Data Science Asked by donkey on August 25, 2021
I am looking to calculate the information contained in a neural network. I am also looking to calculate the maximum information contained by any neural network in a certain amount of bits. These two measures should be comparable (as in I can compare whether my current neural network has reached the max or is less than the max and by how much).
Information is relative, so I define it relative to the real a priori distribution of the data that the neural network is trying to estimate.
I have come across Von Neumann entropy which can be applied to a matrix, but because it is not additive I can’t apply it to a series of weight matrices (assuming the weight matrices encode all the information of a neural network).
I found three other papers Entropy-Constrained raining of Deep Neural Networks , Entropy and mutual information in models of deep neural networks and Deep Learning and the Information Bottleneck Principle. The second contains a link to this github repo, but this method requires the activation functions and weight matrices to be known which is not the case for finding the max entropy of any neural network in n bits.
How can I calculate the amount of information contain in/entropy of a neural network? And how can I calculate the same measure for any neural network in n bits?

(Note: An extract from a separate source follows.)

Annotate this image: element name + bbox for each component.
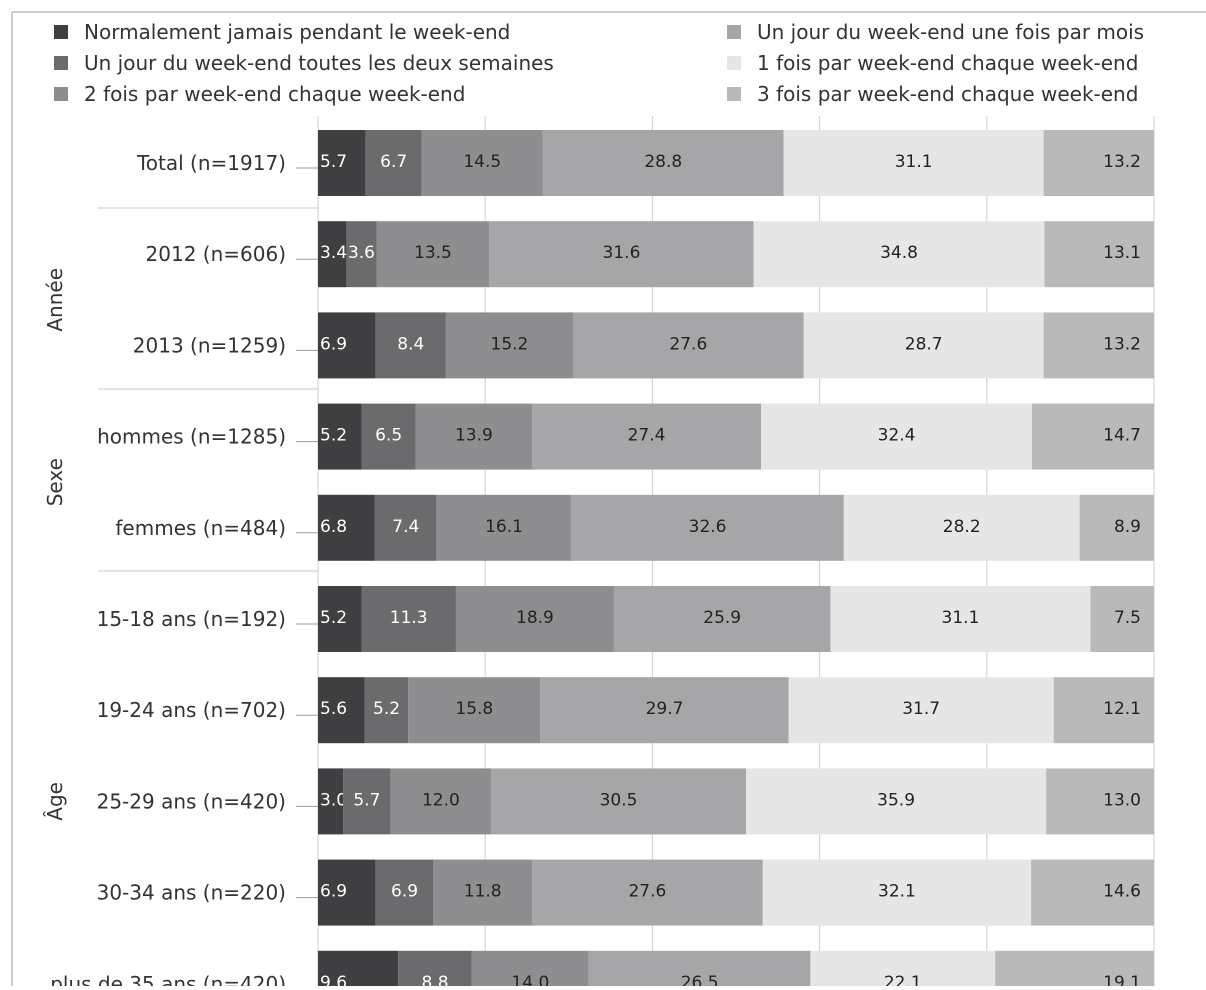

To start, see Information Theory, Inference, and Learning Algorithms by David J.C. MacKay, starting with chapter 40 for information capacity of a single neuron (two bits per weight) through to at least chapter 42 for Hopfield Networks (fully connected feedback). The classic reference for information of a Hopfield Network is Information Capacity of the Hopfield Model by Abu-Mostafa & St. Jacques, but the textbook should have enough.